Polish territorial army will ‘counter threat from Russia’
● Fear of Putin’s ‘hybrid warfare’ in eastern Ukraine and Crimea
The Polish government has drafted legislation for the establishment of territorial army designed to counter the threat posed by “hybrid warfare” used by Russia in Crimea and eastern Ukraine.
The establishment of the new 35,000-strong force comes as the latest Polish measure aimed at bolstering its defences against what it regards as the dangers posed by Russia under Vladimir Putin.
Russia’s annexation of Ukrainian Crimea and its use of force in eastern Ukraine have caused alarm in Poland and helped spur a huge defence spending programme that will make the central European country one of only five Nato members to hit the alliance’s unofficial target of 2 per-cent of GDP spent on defence.

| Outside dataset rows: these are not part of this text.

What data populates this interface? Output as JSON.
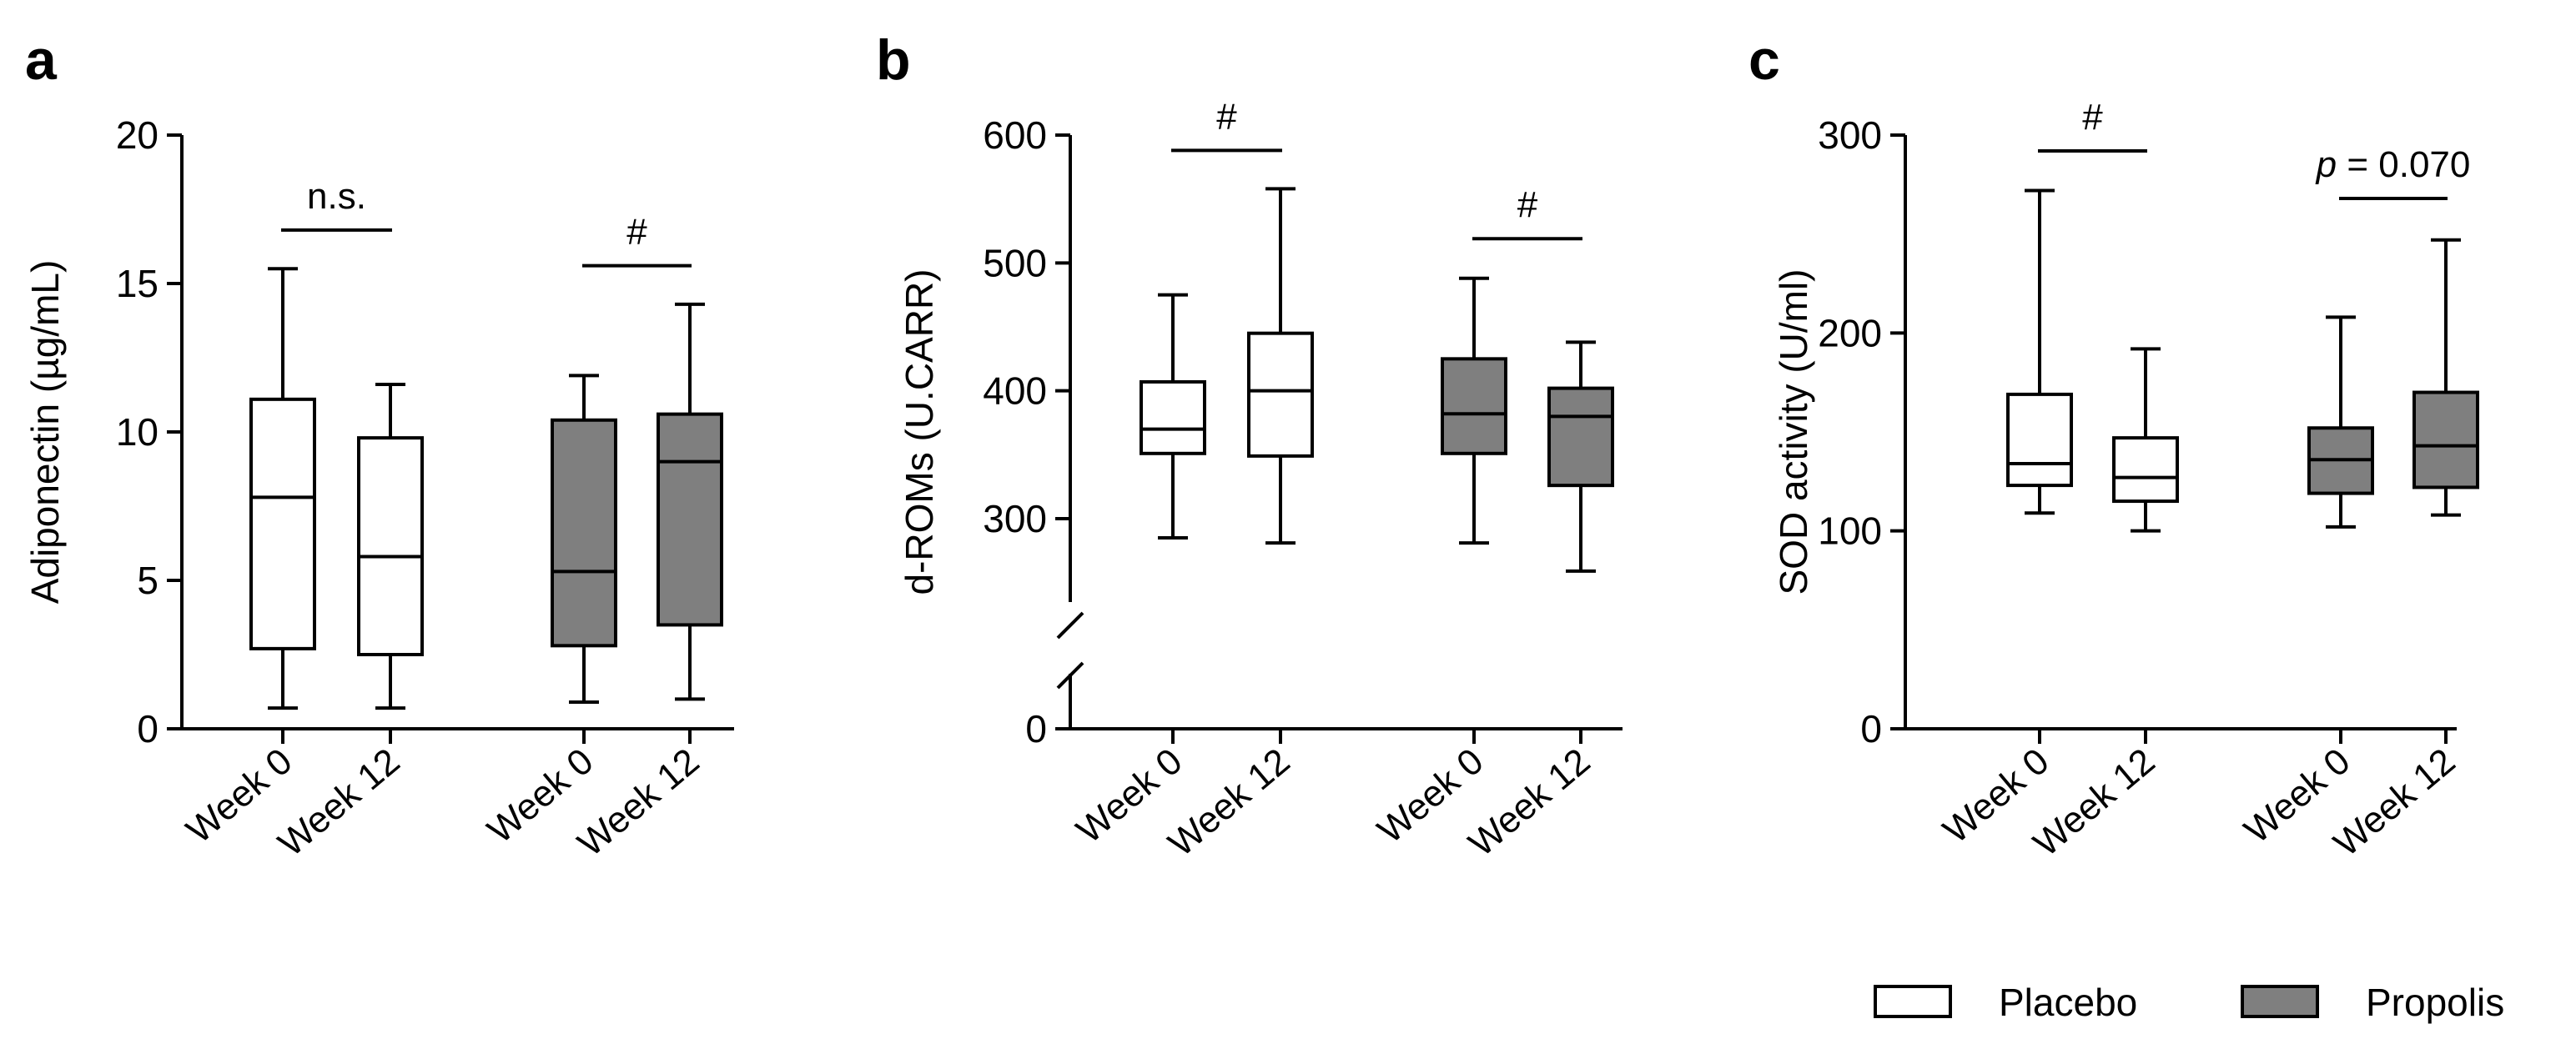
{
  "legend": {
    "entries": [
      {
        "label": "Placebo",
        "color": "#ffffff"
      },
      {
        "label": "Propolis",
        "color": "#7f7f7f"
      }
    ]
  },
  "chart_data": [
    {
      "panel": "a",
      "type": "box",
      "ylabel": "Adiponectin (µg/mL)",
      "ylim": [
        0,
        20
      ],
      "yticks": [
        0,
        5,
        10,
        15,
        20
      ],
      "categories": [
        "Week 0",
        "Week 12",
        "Week 0",
        "Week 12"
      ],
      "series": [
        {
          "name": "Placebo",
          "color": "#ffffff",
          "boxes": [
            {
              "category": "Week 0",
              "min": 0.7,
              "q1": 2.7,
              "median": 7.8,
              "q3": 11.1,
              "max": 15.5
            },
            {
              "category": "Week 12",
              "min": 0.7,
              "q1": 2.5,
              "median": 5.8,
              "q3": 9.8,
              "max": 11.6
            }
          ]
        },
        {
          "name": "Propolis",
          "color": "#7f7f7f",
          "boxes": [
            {
              "category": "Week 0",
              "min": 0.9,
              "q1": 2.8,
              "median": 5.3,
              "q3": 10.4,
              "max": 11.9
            },
            {
              "category": "Week 12",
              "min": 1.0,
              "q1": 3.5,
              "median": 9.0,
              "q3": 10.6,
              "max": 14.3
            }
          ]
        }
      ],
      "annotations": [
        {
          "group": "Placebo",
          "text": "n.s.",
          "y": 16.8,
          "italic_p": false
        },
        {
          "group": "Propolis",
          "text": "#",
          "y": 15.6,
          "italic_p": false
        }
      ]
    },
    {
      "panel": "b",
      "type": "box",
      "ylabel": "d-ROMs (U.CARR)",
      "ylim": [
        0,
        600
      ],
      "yticks": [
        0,
        300,
        400,
        500,
        600
      ],
      "axis_break": {
        "from": 0,
        "to": 250
      },
      "categories": [
        "Week 0",
        "Week 12",
        "Week 0",
        "Week 12"
      ],
      "series": [
        {
          "name": "Placebo",
          "color": "#ffffff",
          "boxes": [
            {
              "category": "Week 0",
              "min": 285,
              "q1": 351,
              "median": 370,
              "q3": 407,
              "max": 475
            },
            {
              "category": "Week 12",
              "min": 281,
              "q1": 349,
              "median": 400,
              "q3": 445,
              "max": 558
            }
          ]
        },
        {
          "name": "Propolis",
          "color": "#7f7f7f",
          "boxes": [
            {
              "category": "Week 0",
              "min": 281,
              "q1": 351,
              "median": 382,
              "q3": 425,
              "max": 488
            },
            {
              "category": "Week 12",
              "min": 259,
              "q1": 326,
              "median": 380,
              "q3": 402,
              "max": 438
            }
          ]
        }
      ],
      "annotations": [
        {
          "group": "Placebo",
          "text": "#",
          "y": 588,
          "italic_p": false
        },
        {
          "group": "Propolis",
          "text": "#",
          "y": 519,
          "italic_p": false
        }
      ]
    },
    {
      "panel": "c",
      "type": "box",
      "ylabel": "SOD activity (U/ml)",
      "ylim": [
        0,
        300
      ],
      "yticks": [
        0,
        100,
        200,
        300
      ],
      "categories": [
        "Week 0",
        "Week 12",
        "Week 0",
        "Week 12"
      ],
      "series": [
        {
          "name": "Placebo",
          "color": "#ffffff",
          "boxes": [
            {
              "category": "Week 0",
              "min": 109,
              "q1": 123,
              "median": 134,
              "q3": 169,
              "max": 272
            },
            {
              "category": "Week 12",
              "min": 100,
              "q1": 115,
              "median": 127,
              "q3": 147,
              "max": 192
            }
          ]
        },
        {
          "name": "Propolis",
          "color": "#7f7f7f",
          "boxes": [
            {
              "category": "Week 0",
              "min": 102,
              "q1": 119,
              "median": 136,
              "q3": 152,
              "max": 208
            },
            {
              "category": "Week 12",
              "min": 108,
              "q1": 122,
              "median": 143,
              "q3": 170,
              "max": 247
            }
          ]
        }
      ],
      "annotations": [
        {
          "group": "Placebo",
          "text": "#",
          "y": 292,
          "italic_p": false
        },
        {
          "group": "Propolis",
          "text": "p = 0.070",
          "y": 268,
          "italic_p": true
        }
      ]
    }
  ]
}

The new territorial force, which, if all goes to plan, should be operational by 2019, will consist primarily of infantry units acting as regional defence forces. Along with conducting combat operations, the force will also be tasked with countering hybrid warfare: the loose combination of conventional, irregular and cyber-warfare used by Russia in recent years.
“The enemy tries to exploit internal conflicts within country, trying to make people fight with each other and so creating conditions favourable for the introduction of its forces,” Colonel Wieslaw Kukula, the officer overseeing the creation of the force, told TVN 24, a Polish news network.
Antoni Macierewicz, the Polish defence minister and a driving force behind the creation of the territorial army, said one way it would be able to “paralyse” its opponents in hybrid warfare was by countering the threat posed by Russian special forces. In an interview for a Polish military magazine he also said the new force would also come equipped with anti-tank weapons, short-range anti-aircraft missilesandcyber-warfare capabilities.
But the plan for the territorial force has already come under fire from critics.
Civic Platform, Poland’s main opposition party, has accused the government of wasting financial resources, arguing the money would be better spent enhancing the capabilities of Poland’s regular army.
The broad role of the territorial force has also raised some eye-brows. It could also be called upon to counter “non-military threats” such as attempts to de-stabilise internal security.